2. On Space-Time Cluster Modelling via MCMC Methods
Lawson, Andrew, University of Abertay Dundee, UK
Address: Mathmatical Science Division University of Abertary Dundee Bell Street Dundee DD1 1HG UK
Clark, Allan, University of Abertay
Abstract: The analysis of disease clustering is of considerable importance when time of occurence as well as spatial location are observed. This is especially true when surveillance systems are to be established. In this work we adopt a parametric modelling approach where clusters are regarded as objects to be estimated and where different types of clusters can be defined,depending on their space-time characteristics. The development of MCMC methods based on reversible jump sampling is extended to the case where temporal and spatial and spatio-temporal clusters are allowed.

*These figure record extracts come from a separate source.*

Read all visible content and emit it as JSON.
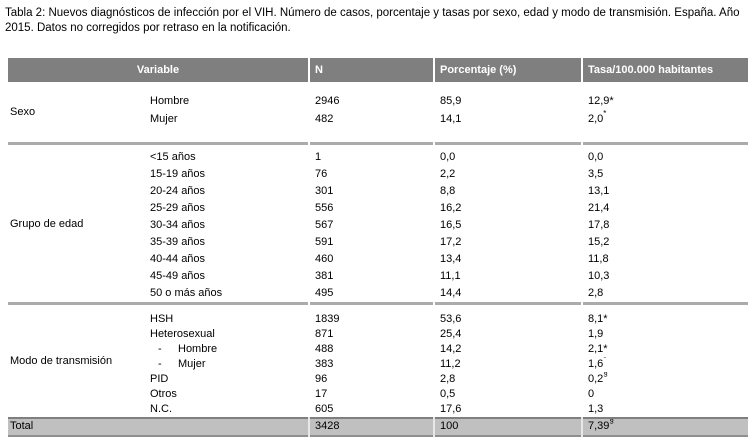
{
  "caption": "Tabla 2: Nuevos diagnósticos de infección por el VIH. Número de casos, porcentaje y tasas por sexo, edad y modo de transmisión. España. Año 2015. Datos no corregidos por retraso en la notificación.",
  "colors": {
    "header_bg": "#7f7f7f",
    "header_text": "#ffffff",
    "total_bg": "#c0c0c0",
    "separator": "#ababab",
    "text": "#000000"
  },
  "table": {
    "headers": [
      "Variable",
      "N",
      "Porcentaje (%)",
      "Tasa/100.000 habitantes"
    ],
    "sections": [
      {
        "name": "Sexo",
        "rows": [
          {
            "label": "Hombre",
            "n": "2946",
            "pct": "85,9",
            "tasa": "12,9*",
            "sup": ""
          },
          {
            "label": "Mujer",
            "n": "482",
            "pct": "14,1",
            "tasa": "2,0",
            "sup": "*"
          }
        ]
      },
      {
        "name": "Grupo de edad",
        "rows": [
          {
            "label": "<15 años",
            "n": "1",
            "pct": "0,0",
            "tasa": "0,0",
            "sup": ""
          },
          {
            "label": "15-19 años",
            "n": "76",
            "pct": "2,2",
            "tasa": "3,5",
            "sup": ""
          },
          {
            "label": "20-24 años",
            "n": "301",
            "pct": "8,8",
            "tasa": "13,1",
            "sup": ""
          },
          {
            "label": "25-29 años",
            "n": "556",
            "pct": "16,2",
            "tasa": "21,4",
            "sup": ""
          },
          {
            "label": "30-34 años",
            "n": "567",
            "pct": "16,5",
            "tasa": "17,8",
            "sup": ""
          },
          {
            "label": "35-39 años",
            "n": "591",
            "pct": "17,2",
            "tasa": "15,2",
            "sup": ""
          },
          {
            "label": "40-44 años",
            "n": "460",
            "pct": "13,4",
            "tasa": "11,8",
            "sup": ""
          },
          {
            "label": "45-49 años",
            "n": "381",
            "pct": "11,1",
            "tasa": "10,3",
            "sup": ""
          },
          {
            "label": "50 o más años",
            "n": "495",
            "pct": "14,4",
            "tasa": "2,8",
            "sup": ""
          }
        ]
      },
      {
        "name": "Modo de transmisión",
        "rows": [
          {
            "label": "HSH",
            "n": "1839",
            "pct": "53,6",
            "tasa": "8,1*",
            "sup": ""
          },
          {
            "label": "Heterosexual",
            "n": "871",
            "pct": "25,4",
            "tasa": "1,9",
            "sup": ""
          },
          {
            "label": "Hombre",
            "prefix": "-",
            "n": "488",
            "pct": "14,2",
            "tasa": "2,1*",
            "sup": ""
          },
          {
            "label": "Mujer",
            "prefix": "-",
            "n": "383",
            "pct": "11,2",
            "tasa": "1,6",
            "sup": "*"
          },
          {
            "label": "PID",
            "n": "96",
            "pct": "2,8",
            "tasa": "0,2",
            "sup": "§"
          },
          {
            "label": "Otros",
            "n": "17",
            "pct": "0,5",
            "tasa": "0",
            "sup": ""
          },
          {
            "label": "N.C.",
            "n": "605",
            "pct": "17,6",
            "tasa": "1,3",
            "sup": ""
          }
        ]
      }
    ],
    "total": {
      "label": "Total",
      "n": "3428",
      "pct": "100",
      "tasa": "7,39",
      "sup": "§"
    }
  }
}
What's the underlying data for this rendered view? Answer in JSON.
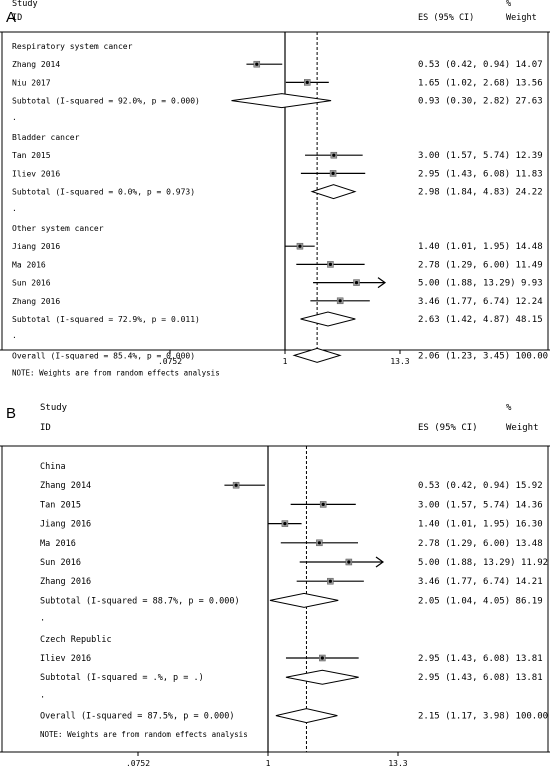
{
  "figure": {
    "panels": [
      {
        "letter": "A",
        "header": {
          "study": "Study",
          "id": "ID",
          "es": "ES (95% CI)",
          "pct": "%",
          "weight": "Weight"
        },
        "axis": {
          "scale": "log",
          "ref_line": 1,
          "overall_line": 2.06,
          "range": [
            0.0752,
            13.3
          ],
          "ticks": [
            ".0752",
            "1",
            "13.3"
          ]
        },
        "groups": [
          {
            "name": "Respiratory system cancer",
            "studies": [
              {
                "label": "Zhang 2014",
                "es": 0.53,
                "lo": 0.42,
                "hi": 0.94,
                "text": "0.53 (0.42, 0.94) 14.07"
              },
              {
                "label": "Niu 2017",
                "es": 1.65,
                "lo": 1.02,
                "hi": 2.68,
                "text": "1.65 (1.02, 2.68) 13.56"
              }
            ],
            "subtotal": {
              "label": "Subtotal  (I-squared = 92.0%, p = 0.000)",
              "es": 0.93,
              "lo": 0.3,
              "hi": 2.82,
              "text": "0.93 (0.30, 2.82) 27.63"
            }
          },
          {
            "name": "Bladder cancer",
            "studies": [
              {
                "label": "Tan 2015",
                "es": 3.0,
                "lo": 1.57,
                "hi": 5.74,
                "text": "3.00 (1.57, 5.74) 12.39"
              },
              {
                "label": "Iliev 2016",
                "es": 2.95,
                "lo": 1.43,
                "hi": 6.08,
                "text": "2.95 (1.43, 6.08) 11.83"
              }
            ],
            "subtotal": {
              "label": "Subtotal  (I-squared = 0.0%, p = 0.973)",
              "es": 2.98,
              "lo": 1.84,
              "hi": 4.83,
              "text": "2.98 (1.84, 4.83) 24.22"
            }
          },
          {
            "name": "Other system cancer",
            "studies": [
              {
                "label": "Jiang 2016",
                "es": 1.4,
                "lo": 1.01,
                "hi": 1.95,
                "text": "1.40 (1.01, 1.95) 14.48"
              },
              {
                "label": "Ma 2016",
                "es": 2.78,
                "lo": 1.29,
                "hi": 6.0,
                "text": "2.78 (1.29, 6.00) 11.49"
              },
              {
                "label": "Sun 2016",
                "es": 5.0,
                "lo": 1.88,
                "hi": 13.29,
                "arrow": true,
                "text": "5.00 (1.88, 13.29) 9.93"
              },
              {
                "label": "Zhang 2016",
                "es": 3.46,
                "lo": 1.77,
                "hi": 6.74,
                "text": "3.46 (1.77, 6.74) 12.24"
              }
            ],
            "subtotal": {
              "label": "Subtotal  (I-squared = 72.9%, p = 0.011)",
              "es": 2.63,
              "lo": 1.42,
              "hi": 4.87,
              "text": "2.63 (1.42, 4.87) 48.15"
            }
          }
        ],
        "overall": {
          "label": "Overall  (I-squared = 85.4%, p = 0.000)",
          "es": 2.06,
          "lo": 1.23,
          "hi": 3.45,
          "text": "2.06 (1.23, 3.45) 100.00"
        },
        "note": "NOTE: Weights are from random effects analysis"
      },
      {
        "letter": "B",
        "header": {
          "study": "Study",
          "id": "ID",
          "es": "ES (95% CI)",
          "pct": "%",
          "weight": "Weight"
        },
        "axis": {
          "scale": "log",
          "ref_line": 1,
          "overall_line": 2.15,
          "range": [
            0.0752,
            13.3
          ],
          "ticks": [
            ".0752",
            "1",
            "13.3"
          ]
        },
        "groups": [
          {
            "name": "China",
            "studies": [
              {
                "label": "Zhang 2014",
                "es": 0.53,
                "lo": 0.42,
                "hi": 0.94,
                "text": "0.53 (0.42, 0.94) 15.92"
              },
              {
                "label": "Tan 2015",
                "es": 3.0,
                "lo": 1.57,
                "hi": 5.74,
                "text": "3.00 (1.57, 5.74) 14.36"
              },
              {
                "label": "Jiang 2016",
                "es": 1.4,
                "lo": 1.01,
                "hi": 1.95,
                "text": "1.40 (1.01, 1.95) 16.30"
              },
              {
                "label": "Ma 2016",
                "es": 2.78,
                "lo": 1.29,
                "hi": 6.0,
                "text": "2.78 (1.29, 6.00) 13.48"
              },
              {
                "label": "Sun 2016",
                "es": 5.0,
                "lo": 1.88,
                "hi": 13.29,
                "arrow": true,
                "text": "5.00 (1.88, 13.29) 11.92"
              },
              {
                "label": "Zhang 2016",
                "es": 3.46,
                "lo": 1.77,
                "hi": 6.74,
                "text": "3.46 (1.77, 6.74) 14.21"
              }
            ],
            "subtotal": {
              "label": "Subtotal  (I-squared = 88.7%, p = 0.000)",
              "es": 2.05,
              "lo": 1.04,
              "hi": 4.05,
              "text": "2.05 (1.04, 4.05) 86.19"
            }
          },
          {
            "name": "Czech Republic",
            "studies": [
              {
                "label": "Iliev 2016",
                "es": 2.95,
                "lo": 1.43,
                "hi": 6.08,
                "text": "2.95 (1.43, 6.08) 13.81"
              }
            ],
            "subtotal": {
              "label": "Subtotal  (I-squared = .%, p = .)",
              "es": 2.95,
              "lo": 1.43,
              "hi": 6.08,
              "text": "2.95 (1.43, 6.08) 13.81"
            }
          }
        ],
        "overall": {
          "label": "Overall  (I-squared = 87.5%, p = 0.000)",
          "es": 2.15,
          "lo": 1.17,
          "hi": 3.98,
          "text": "2.15 (1.17, 3.98) 100.00"
        },
        "note": "NOTE: Weights are from random effects analysis"
      }
    ]
  }
}
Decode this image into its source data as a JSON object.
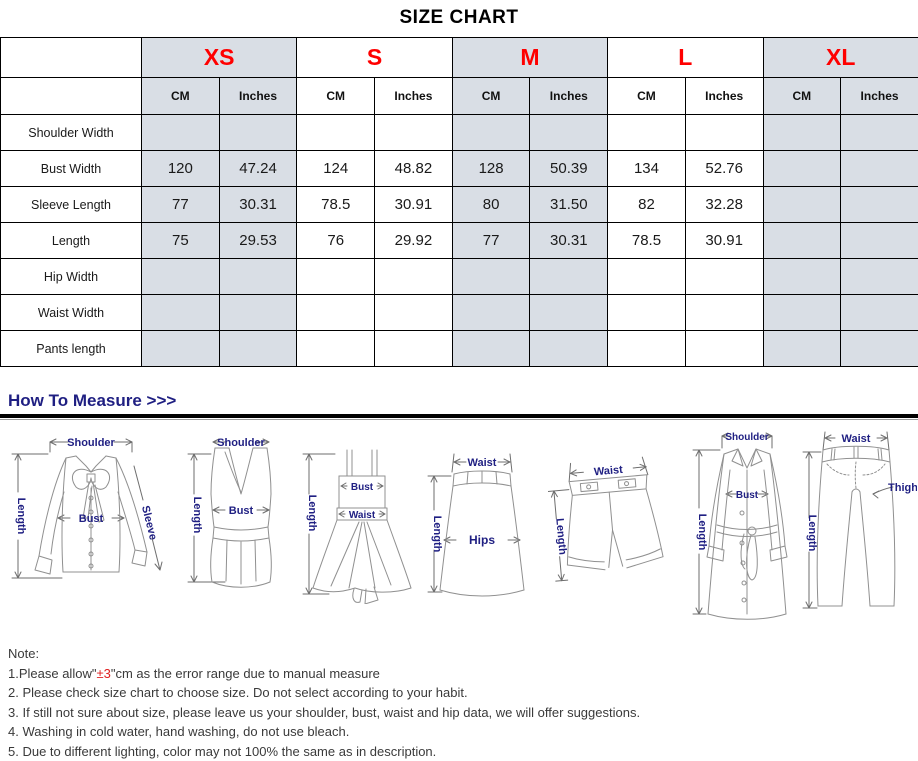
{
  "colors": {
    "shaded_cell": "#d9dee5",
    "size_label": "#ff0000",
    "measure_heading": "#1f1f82",
    "figure_label": "#28289a",
    "note_highlight": "#e02020"
  },
  "size_chart": {
    "title": "SIZE CHART",
    "sizes": [
      "XS",
      "S",
      "M",
      "L",
      "XL"
    ],
    "unit_headers": [
      "CM",
      "Inches"
    ],
    "rows": [
      {
        "label": "Shoulder Width",
        "values": [
          "",
          "",
          "",
          "",
          "",
          "",
          "",
          "",
          "",
          ""
        ]
      },
      {
        "label": "Bust Width",
        "values": [
          "120",
          "47.24",
          "124",
          "48.82",
          "128",
          "50.39",
          "134",
          "52.76",
          "",
          ""
        ]
      },
      {
        "label": "Sleeve Length",
        "values": [
          "77",
          "30.31",
          "78.5",
          "30.91",
          "80",
          "31.50",
          "82",
          "32.28",
          "",
          ""
        ]
      },
      {
        "label": "Length",
        "values": [
          "75",
          "29.53",
          "76",
          "29.92",
          "77",
          "30.31",
          "78.5",
          "30.91",
          "",
          ""
        ]
      },
      {
        "label": "Hip Width",
        "values": [
          "",
          "",
          "",
          "",
          "",
          "",
          "",
          "",
          "",
          ""
        ]
      },
      {
        "label": "Waist Width",
        "values": [
          "",
          "",
          "",
          "",
          "",
          "",
          "",
          "",
          "",
          ""
        ]
      },
      {
        "label": "Pants length",
        "values": [
          "",
          "",
          "",
          "",
          "",
          "",
          "",
          "",
          "",
          ""
        ]
      }
    ]
  },
  "measure": {
    "heading": "How To Measure >>>",
    "figures": [
      {
        "name": "blouse",
        "labels": {
          "shoulder": "Shoulder",
          "length": "Length",
          "bust": "Bust",
          "sleeve": "Sleeve"
        }
      },
      {
        "name": "tank-top",
        "labels": {
          "shoulder": "Shoulder",
          "length": "Length",
          "bust": "Bust"
        }
      },
      {
        "name": "slip-dress",
        "labels": {
          "length": "Length",
          "bust": "Bust",
          "waist": "Waist"
        }
      },
      {
        "name": "skirt",
        "labels": {
          "waist": "Waist",
          "length": "Length",
          "hips": "Hips"
        }
      },
      {
        "name": "shorts",
        "labels": {
          "waist": "Waist",
          "length": "Length"
        }
      },
      {
        "name": "trench-coat",
        "labels": {
          "shoulder": "Shoulder",
          "length": "Length",
          "bust": "Bust"
        }
      },
      {
        "name": "pants",
        "labels": {
          "waist": "Waist",
          "length": "Length",
          "thigh": "Thigh"
        }
      }
    ]
  },
  "notes": {
    "heading": "Note:",
    "items": [
      {
        "prefix": "1.Please allow\"",
        "highlight": "±3",
        "suffix": "\"cm as the error range due to manual measure"
      },
      {
        "text": "2. Please check size chart to choose size. Do not select according to your habit."
      },
      {
        "text": "3. If still not sure about size, please leave us your shoulder, bust, waist and hip data, we will offer suggestions."
      },
      {
        "text": "4. Washing in cold water, hand washing, do not use bleach."
      },
      {
        "text": "5. Due to different lighting, color may not 100% the same as in description."
      }
    ]
  }
}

3. On the Bias of the Knox Method and Other Space-Time Interaction Tests
Kulldorff, Martin, National Cancer Institute
Address: Dr Martin Kulldorff Biometry Branch DCPC National Cancer Institute Bethesda Maryland 20892-7354 USA
Hjalmas, Ulf, Ostersund Hospital, Sweden
Abstract: The Knox method, as well as other tests for space-time interaction, are biased when there are geographical population shifts so that different regions have different percentage population growth. In this talk, the size of the population shift bias is investigated for the Knox test, and it is shown that it can be a considerable problem. A method for constructing unbiased space-time interaction tests is then presented and illustrated. Practical implications are discussed in terms of the interpretation of past results and the design of future studies.
4. Spatio-Temporal Modelling of Mortality Data for Multiple Causes of Death
Leyland, Alistair, University of Glasgow, UK
Address: Dr Alastair Leyland Public Health Research Unit University of Glasgow 1 Lilybank Gardens Glasgow G12 8RZ UK
Langford, Ian, University of East Anglia
Goldstein, Harvey, University of London
Rashbash, J., University of London
Abstract: This paper illustrates how it is possible to develop a spatial model for counts of diseases occurring in discrete geographical areas as a multilevel model with heterogeneity effects and spatial effects considered to be random and correlated across areas. Such an approach has the advantage that it permits the extension of the model to include other levels of nesting. The model can therefore be extended to include temporal effects either by considering the time points to be repeated measures within areas or by modelling random variation as a function of temporal distance across areas in the same way that physical distance is modelled for the spatial effects. Similarly, a further extension means that multiple responses can be modelled for each area within each time point. This approach is illustrated on cause-specific mortality data for small geographical area population approximately 1000) within Scotland.
List of speakers who are nonmembers: None ???